Séparation des pouvoirs et indépendance des juges: la démocratie en questions
Les récentes polémiques en France après les propos de Nicolas Sarkozy suite à l’affaire Laetitia ou sur sa volonté de parler directement aux français sans passer par la case justice pose non seulement le problème de l’indépendance de la justice mais aussi de la séparation des pouvoirs dans un état démocratique.
Inspiré par Locke, Montesquieu dans l’esprit des lois « théorisé » la séparation des pouvoirs au sein de l’Etat. Séparation entre les pouvoirs exécutif, législatif et judiciaire. L’on se rend d’ailleurs compte que la séparation entre l’exécutif et législatif est de plus en plus mince, voir quasi inexistante. L’on pourrait donc plutôt parler de « pouvoir politique » (qui regroupe l’exécutif et le législatif) comme le fait Marc Uyttendaele. Et on se trouve alors dans une séparation au sein du duo politique-justice.

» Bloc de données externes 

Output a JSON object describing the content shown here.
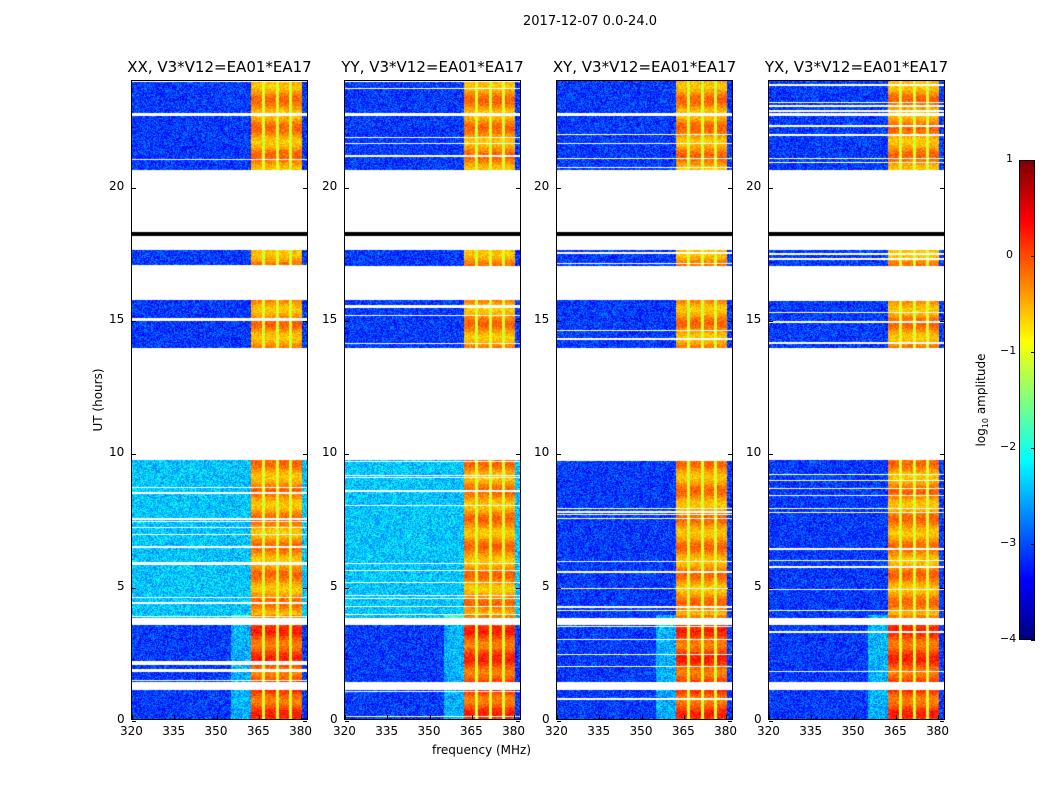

Ces premières considérations étant établies, le concept même de séparation des pouvoirs pose problème. En effet, cela sous entend qu’il n’y a pas un pouvoir « étatique» mais plusieurs. Il y a me semble-t-il une erreur fondamentale de croire qu’au sein de l’Etat le pouvoir est séparé . En fait, il est spécialisé entre le pouvoir politique et le pouvoir judiciaire tout les deux en même temps interdépendants et indépendants : l’on peut alors parler de division du pouvoir comme le fit le constitutionnaliste liégeois Oscar Orban au début du 20e siècle.
D’ailleurs, la justice n’est pas un pouvoir absolument indépendant et séparé des autres puisque le législatif vote les lois et adopte les budgets et inversement le judiciaire est devenu le « censeure du politique » comme l’affirmait le 9 février dernier Denis Salasse dans le journal Le Monde , sans parler de ce que certains nomment aujourd’hui le « gouvernement des juges » ou du rôle politique de la question prioritaire de constituionnalité en France. Ce qui tant à prouver une spécialisation du pouvoir étatique et une interdépendance entre les pouvoirs spécialisés , tout en garantissant aux juges une indépendance.
De plus, quand un juge commet une « erreur », il faut être extrêmement prudent avec ce terme, il n’est pas pénalement responsable mais c’est l’Etat qui est contraint de verser des indemnisations. Notons également que c’est l’Etat (et non un pouvoir constitué en son sein) qui est seul détenteur de la violence légitime selon la théorie wébérienne, sans parler du « Check and Balance » américain.
Je profite de ce petit édito pour rappeler d’autres principes essentiels dans une démocratie moderne, mis à mal récemment par le Président français : le juge est indépendant (par rapport à l’exécutif, au sein du tribunal, à la société et par rapport à lui-même) et le pouvoir politique n’a en aucun cas à commenter des décisions judiciaires : la justice est un pouvoir constitué au sein de l’Etat et non la bouche de la loi comme le disait Montesquieu. Enfin, songeons aux dangers importants que posent la confections de lois « événementielles ».